Une unité plus grande à l'avenir? Sous quelle forme?

  • « Mon expérience personnelle, c'est qu'au plus on avance vers l'essentiel, vers le pur spirituel, la rencontre avec Dieu, au plus les différences s'effacent. Au plus on se concentre sur le Christ, dans une attitude de bienveillance, de compassion, d'amour universel, au plus on est dans une attitude de non-jugement, qui exclut de se considérer au-dessus des autres. Et puis il y a des moments importants, où on se prononce ensemble, sous la dénomination chrétienne. Par exemple, après les inondations catastrophiques de 2021, il y a une lettre ouverte commune de toutes Églises chrétiennes de la région de Liège, pour interpeller les autorités en faveur des sinistrés.

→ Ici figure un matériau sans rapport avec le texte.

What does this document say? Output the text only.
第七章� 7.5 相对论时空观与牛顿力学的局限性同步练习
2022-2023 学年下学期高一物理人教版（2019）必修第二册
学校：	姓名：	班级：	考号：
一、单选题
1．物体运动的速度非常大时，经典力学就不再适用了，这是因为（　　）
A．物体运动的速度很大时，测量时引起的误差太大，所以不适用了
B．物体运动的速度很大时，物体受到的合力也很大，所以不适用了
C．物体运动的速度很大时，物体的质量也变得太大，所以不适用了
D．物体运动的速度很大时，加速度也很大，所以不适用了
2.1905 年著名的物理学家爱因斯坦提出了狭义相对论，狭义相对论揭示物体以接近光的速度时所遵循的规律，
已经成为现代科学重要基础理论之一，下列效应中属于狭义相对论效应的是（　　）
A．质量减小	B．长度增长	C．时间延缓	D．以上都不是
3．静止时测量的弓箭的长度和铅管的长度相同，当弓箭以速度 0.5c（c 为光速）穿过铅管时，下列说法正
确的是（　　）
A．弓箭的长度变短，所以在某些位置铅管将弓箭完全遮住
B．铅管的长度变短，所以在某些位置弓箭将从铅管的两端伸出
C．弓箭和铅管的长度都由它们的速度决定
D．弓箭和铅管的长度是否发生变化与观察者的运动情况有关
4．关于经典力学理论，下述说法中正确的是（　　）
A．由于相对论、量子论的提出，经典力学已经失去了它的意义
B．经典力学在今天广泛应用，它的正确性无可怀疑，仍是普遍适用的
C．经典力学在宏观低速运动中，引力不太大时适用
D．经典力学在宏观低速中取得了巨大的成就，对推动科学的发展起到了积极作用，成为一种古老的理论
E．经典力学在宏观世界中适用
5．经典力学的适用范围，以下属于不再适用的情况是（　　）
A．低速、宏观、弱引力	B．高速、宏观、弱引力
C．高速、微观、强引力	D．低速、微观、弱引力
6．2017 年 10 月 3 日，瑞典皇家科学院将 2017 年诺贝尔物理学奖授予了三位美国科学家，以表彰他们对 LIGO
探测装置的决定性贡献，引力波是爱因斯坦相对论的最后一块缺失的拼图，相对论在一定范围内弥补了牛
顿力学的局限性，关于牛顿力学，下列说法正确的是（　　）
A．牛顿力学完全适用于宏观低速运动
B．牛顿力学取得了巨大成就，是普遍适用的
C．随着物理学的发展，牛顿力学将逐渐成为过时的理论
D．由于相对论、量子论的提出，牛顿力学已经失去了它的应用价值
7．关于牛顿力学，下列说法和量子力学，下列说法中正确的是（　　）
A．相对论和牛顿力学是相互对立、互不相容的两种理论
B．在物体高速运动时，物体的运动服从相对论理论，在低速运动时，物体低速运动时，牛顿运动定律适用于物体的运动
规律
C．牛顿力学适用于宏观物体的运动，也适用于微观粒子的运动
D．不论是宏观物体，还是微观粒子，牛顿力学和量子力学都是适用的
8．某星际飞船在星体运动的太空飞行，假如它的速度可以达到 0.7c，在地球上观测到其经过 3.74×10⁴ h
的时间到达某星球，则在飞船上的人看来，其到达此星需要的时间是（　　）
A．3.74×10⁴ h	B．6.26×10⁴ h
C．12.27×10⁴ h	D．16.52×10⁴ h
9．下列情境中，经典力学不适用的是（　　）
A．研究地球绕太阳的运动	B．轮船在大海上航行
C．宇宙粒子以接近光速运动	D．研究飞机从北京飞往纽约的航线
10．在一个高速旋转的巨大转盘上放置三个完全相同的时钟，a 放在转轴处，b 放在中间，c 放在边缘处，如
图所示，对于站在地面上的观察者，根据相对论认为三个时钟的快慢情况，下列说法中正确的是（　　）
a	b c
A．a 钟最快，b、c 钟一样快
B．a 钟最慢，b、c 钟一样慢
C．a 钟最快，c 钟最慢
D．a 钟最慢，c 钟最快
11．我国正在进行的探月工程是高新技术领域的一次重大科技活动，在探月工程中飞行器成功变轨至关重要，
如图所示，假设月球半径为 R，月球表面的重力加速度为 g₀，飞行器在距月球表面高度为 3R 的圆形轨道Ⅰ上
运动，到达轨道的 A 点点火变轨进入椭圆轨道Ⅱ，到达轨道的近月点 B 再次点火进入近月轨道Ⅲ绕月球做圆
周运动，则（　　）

Cette lettre a été lue dans nos églises et temples à l'occasion du 11 novembre, et les autorités se sont vraiment senties concernées. Plusieurs échos me l'ont confirmé par la suite». (Heike Sonnen)
  • Françoise Nimal rêve d'un cycle d'études bibliques en commun

    «On peut toujours faire plus et mieux ! Mais ce qui est bien, c’est qu’à Verviers les choses restent fort conviviales et informelles. Par exemple on va travailler sur tel ou tel projet commun ponctuel (comme le "circuit des crèches"  en décembre) sans nécessairement avec une "concertation œcuménique" qui se réunit périodiquement, comme ça se fait à Liège ou Bruxelles. Pour ma part, je rêverais d’un cycle d’études bibliques en commun, par exemple une fois par mois…»
    . (Françoise Nimal)
  • Le déménagement de l'église orthodoxe de la rue de Limbourg reste à réaliser

    «Je ne vois pas
    a priori comment on pourrait améliorer la tradition qui existe déjà en région verviétoise et la semaine de l'unité. Il est vrai par ailleurs qu'une église catholique nous est destinée, mais le déménagement de notre église de la rue de Limbourg n'a pas encore eu lieu, car il reste des éléments de procédure à finaliser» (Emmanouil Karasavidis)
  • «Nous pouvons envisager de prier ensemble pour la région et le pays, ou d'organiser des événements qui donneraient envie de croire, des projections de films, des projets d'aides aux démunis, aux réfugiés, d'alphabétisation etc...» (Samuel Evans)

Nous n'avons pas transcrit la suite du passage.